Elvin Göncü ilk romanının hikayesini Sayım Çınar'a anlattı
Elvin Göncü’nün ilk romanı Rüzgarlar Dile Gelse, Siyah Kitap etiketiyle raflarda yerini aldı. Yazar bir kadını odak noktaya alarak tasavvufa, modern yaşama, geçmişe ve geleceğe dairt akıcı ve güçlü bir hikaye anlatıyor. Yazarla romanını, romanının hikayesini Sayım Çınar konuştu.
Röportaj: Sayım Çınar / sayı[email protected]
Kitabı yazma fikri nasıl ortaya çıktı? Ne kadar zamanda tamamladınız?
Uzun yıllardır etrafındaki fanusu kırıp nefes almak isteyen, tüm ezberletilenleri ve dayatılanları bir kenara atarak varlığını inşa etmek üzere zorlu bir içsel yolculuğa çıkan genç bir kadının romanını yazmayı arzuluyordum. Bu roman üzerinde çalışmaya dört yıl evvel Atölye Maçka’da, sevgili Mario Levi’nin atölyesinde başladım. Kalemi elimden bırakıp yayınevine teslim etmem üç yıl sürdü.
“Mevlevilik benim gönlümün sesi...”
Ela ile ne kadar ortak noktanız var? Mevlevilik, mistik konular konusundaki bilgileriniz nereden kaynaklı?
Ela hepimizden bir parça taşıyor... Belki benim kaygılarımı, sizin kırgınlıklarınızı, bir başkasının kayıplarını yansıtıyor... Bir çoğumuz gibi maneviyatın kıymeti ile büyüyen ancak hayat denen bu zorlu sınavda özüne güvenmekten vazgeçip içindeki yaraları kazanımlarıyla kapatmaya çalışan bir kadın o... Onun en büyük zenginliği, mesnevihan bir dedeyle ve ona anlattığı mitolojik masallarla hayatı, sevmeyi, sevilmeyi öğretmeye çalışan Natalya’yla büyümesi... Mitoloji ve tasavvufla büyüyen biri olarak, bu noktada ben de aileme ve aile bildiklerime çok şey borçluyum. Mevlevilik içinse, tek söyleyebileceğim, Güneşin ışıklarıyla parlayan engin Okyanusu görünce insan, o güne dek aşk zannettiği her şeyin ancak bir arzu, kabulleniş veya aldanış olduğunu anlıyor. Mevlevilik benim gönlümün sesi...
İlk romanınız. Neler bekliyorsunuz, sizi kimler okumalı, bu kitabı kimler almalı?

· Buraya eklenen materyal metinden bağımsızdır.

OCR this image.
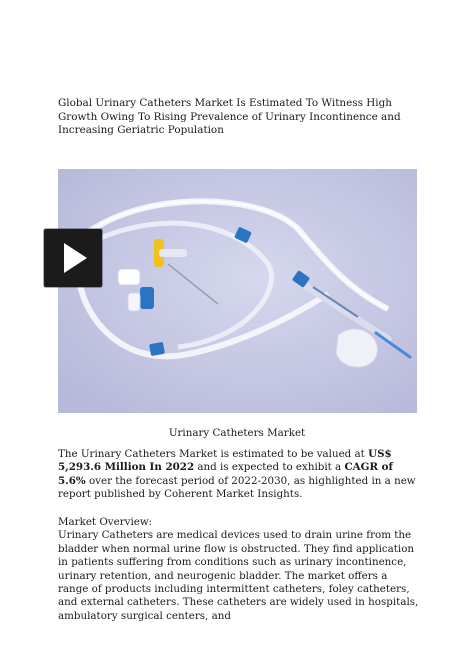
Global Urinary Catheters Market Is Estimated To Witness High Growth Owing To Rising Prevalence of Urinary Incontinence and Increasing Geriatric Population
Urinary Catheters Market
The Urinary Catheters Market is estimated to be valued at US$ 5,293.6 Million In 2022 and is expected to exhibit a CAGR of 5.6% over the forecast period of 2022-2030, as highlighted in a new report published by Coherent Market Insights.
Market Overview:
Urinary Catheters are medical devices used to drain urine from the bladder when normal urine flow is obstructed. They find application in patients suffering from conditions such as urinary incontinence, urinary retention, and neurogenic bladder. The market offers a range of products including intermittent catheters, foley catheters, and external catheters. These catheters are widely used in hospitals, ambulatory surgical centers, and
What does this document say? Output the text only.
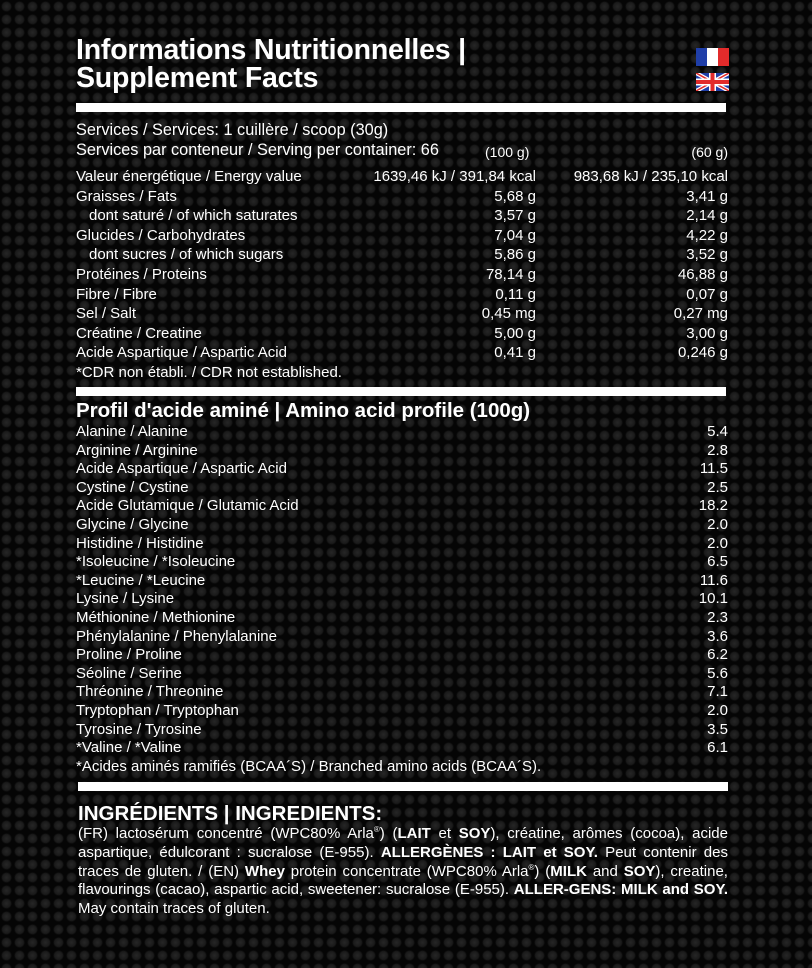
Informations Nutritionnelles |
Supplement Facts
Services / Services: 1 cuillère / scoop (30g)
Services par conteneur / Serving per container: 66	(100 g)	(60 g)
Valeur énergétique / Energy value	1639,46 kJ / 391,84 kcal	983,68 kJ / 235,10 kcal
Graisses / Fats	5,68 g	3,41 g
dont saturé / of which saturates	3,57 g	2,14 g
Glucides / Carbohydrates	7,04 g	4,22 g
dont sucres / of which sugars	5,86 g	3,52 g
Protéines / Proteins	78,14 g	46,88 g
Fibre / Fibre	0,11 g	0,07 g
Sel / Salt	0,45 mg	0,27 mg
Créatine / Creatine	5,00 g	3,00 g
Acide Aspartique / Aspartic Acid	0,41 g	0,246 g
*CDR non établi. / CDR not established.
Profil d'acide aminé | Amino acid profile (100g)
Alanine / Alanine	5.4
Arginine / Arginine	2.8
Acide Aspartique / Aspartic Acid	11.5
Cystine / Cystine	2.5
Acide Glutamique / Glutamic Acid	18.2
Glycine / Glycine	2.0
Histidine / Histidine	2.0
*Isoleucine / *Isoleucine	6.5
*Leucine / *Leucine	11.6
Lysine / Lysine	10.1
Méthionine / Methionine	2.3
Phénylalanine / Phenylalanine	3.6
Proline / Proline	6.2
Séoline / Serine	5.6
Thréonine / Threonine	7.1
Tryptophan / Tryptophan	2.0
Tyrosine / Tyrosine	3.5
*Valine / *Valine	6.1
*Acides aminés ramifiés (BCAA´S) / Branched amino acids (BCAA´S).
INGRÉDIENTS | INGREDIENTS:
(FR) lactosérum concentré (WPC80% Arla®) (LAIT et SOY), créatine, arômes (cocoa), acide aspartique, édulcorant : sucralose (E-955). ALLERGÈNES : LAIT et SOY. Peut contenir des traces de gluten. / (EN) Whey protein concentrate (WPC80% Arla®) (MILK and SOY), creatine, flavourings (cacao), aspartic acid, sweetener: sucralose (E-955). ALLER-GENS: MILK and SOY. May contain traces of gluten.
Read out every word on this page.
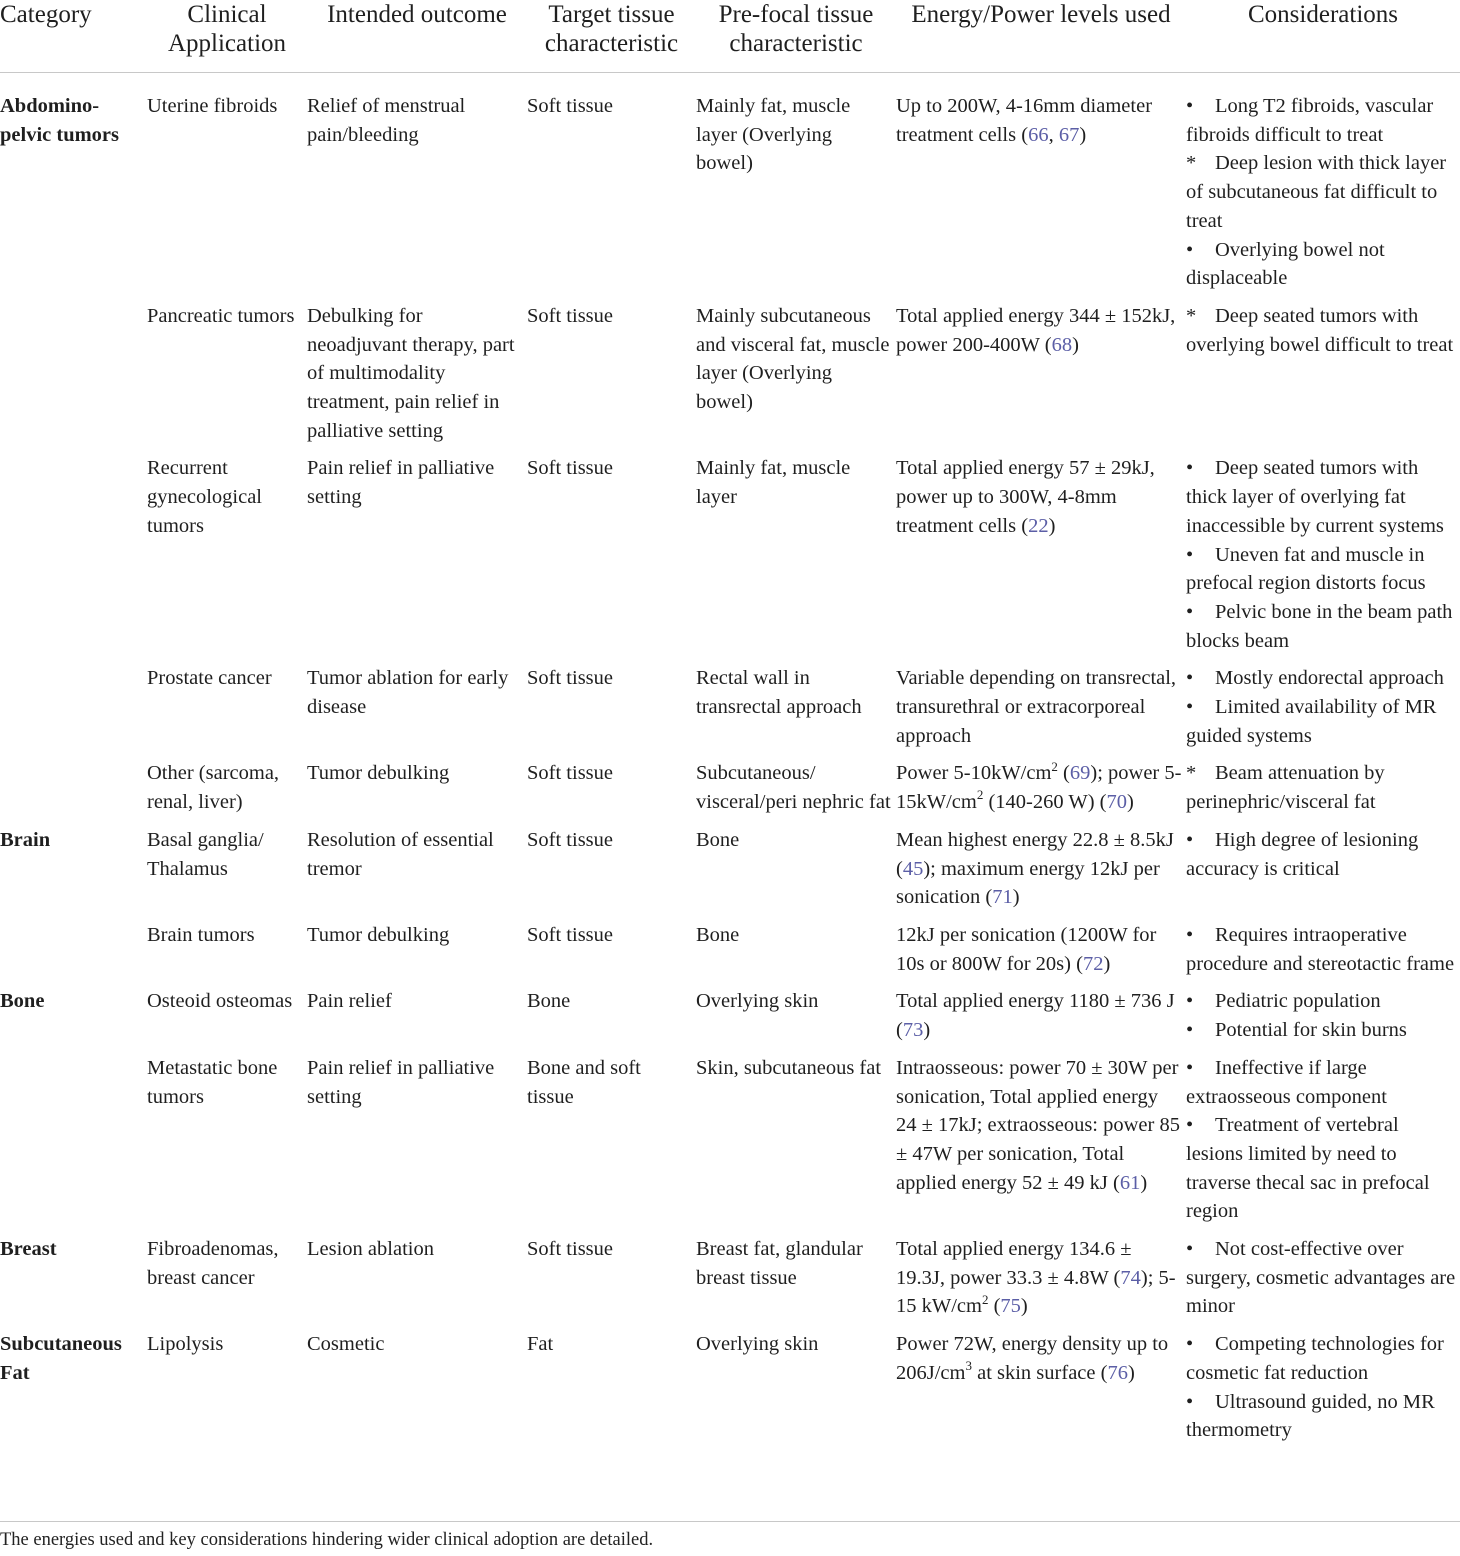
Category	Clinical Application	Intended outcome	Target tissue characteristic	Pre-focal tissue characteristic	Energy/Power levels used	Considerations
Abdomino-pelvic tumors	Uterine fibroids	Relief of menstrual pain/bleeding	Soft tissue	Mainly fat, muscle layer (Overlying bowel)	Up to 200W, 4-16mm diameter treatment cells (66, 67)	• Long T2 fibroids, vascular fibroids difficult to treat
* Deep lesion with thick layer of subcutaneous fat difficult to treat
• Overlying bowel not displaceable

	Pancreatic tumors	Debulking for neoadjuvant therapy, part of multimodality treatment, pain relief in palliative setting	Soft tissue	Mainly subcutaneous and visceral fat, muscle layer (Overlying bowel)	Total applied energy 344 ± 152kJ, power 200-400W (68)	* Deep seated tumors with overlying bowel difficult to treat

	Recurrent gynecological tumors	Pain relief in palliative setting	Soft tissue	Mainly fat, muscle layer	Total applied energy 57 ± 29kJ, power up to 300W, 4-8mm treatment cells (22)	• Deep seated tumors with thick layer of overlying fat inaccessible by current systems
• Uneven fat and muscle in prefocal region distorts focus
• Pelvic bone in the beam path blocks beam

	Prostate cancer	Tumor ablation for early disease	Soft tissue	Rectal wall in transrectal approach	Variable depending on transrectal, transurethral or extracorporeal approach	• Mostly endorectal approach
• Limited availability of MR guided systems

	Other (sarcoma, renal, liver)	Tumor debulking	Soft tissue	Subcutaneous/ visceral/peri nephric fat	Power $5-10kW/cm^2$ (69); power $5-15kW/cm^2$ (140-260 W) (70)	* Beam attenuation by perinephric/visceral fat

Brain	Basal ganglia/ Thalamus	Resolution of essential tremor	Soft tissue	Bone	Mean highest energy 22.8 ± 8.5kJ (45); maximum energy 12kJ per sonication (71)	• High degree of lesioning accuracy is critical

	Brain tumors	Tumor debulking	Soft tissue	Bone	12kJ per sonication (1200W for 10s or 800W for 20s) (72)	• Requires intraoperative procedure and stereotactic frame

Bone	Osteoid osteomas	Pain relief	Bone	Overlying skin	Total applied energy 1180 ± 736 J (73)	• Pediatric population
• Potential for skin burns

	Metastatic bone tumors	Pain relief in palliative setting	Bone and soft tissue	Skin, subcutaneous fat	Intraosseous: power 70 ± 30W per sonication, Total applied energy 24 ± 17kJ; extraosseous: power 85 ± 47W per sonication, Total applied energy 52 ± 49 kJ (61)	• Ineffective if large extraosseous component
• Treatment of vertebral lesions limited by need to traverse thecal sac in prefocal region

Breast	Fibroadenomas, breast cancer	Lesion ablation	Soft tissue	Breast fat, glandular breast tissue	Total applied energy 134.6 ± 19.3J, power 33.3 ± 4.8W (74); 5-15 $kW/cm^2$ (75)	• Not cost-effective over surgery, cosmetic advantages are minor

Subcutaneous Fat	Lipolysis	Cosmetic	Fat	Overlying skin	Power 72W, energy density up to $206J/cm^3$ at skin surface (76)	• Competing technologies for cosmetic fat reduction
• Ultrasound guided, no MR thermometry
The energies used and key considerations hindering wider clinical adoption are detailed.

Ben her zaman edebiyatın, müziğin, sanatın birleştirici gücüne çok inandım. Bugün romanımla birlikte, yanılmadığımı görmekten çok mutluyum. Farklı köklerden gelen, farklı yaş gruplarından olan bir çok insandan çok güzel geri dönüşler alıyorum. Bu da beni ve başta müstakbel eşim olmak üzere, bu yolculukta bana destek veren herkesi çok umutlandırıyor.
Çok yoğun karakterler ve konular var romanda, sayfa sayısı da yüksek. Daha kolay tüketilen kitapların yoğunlukta olduğu bir edebiyat ortamında böyle bir roman hazırlama fikri riskli miydi?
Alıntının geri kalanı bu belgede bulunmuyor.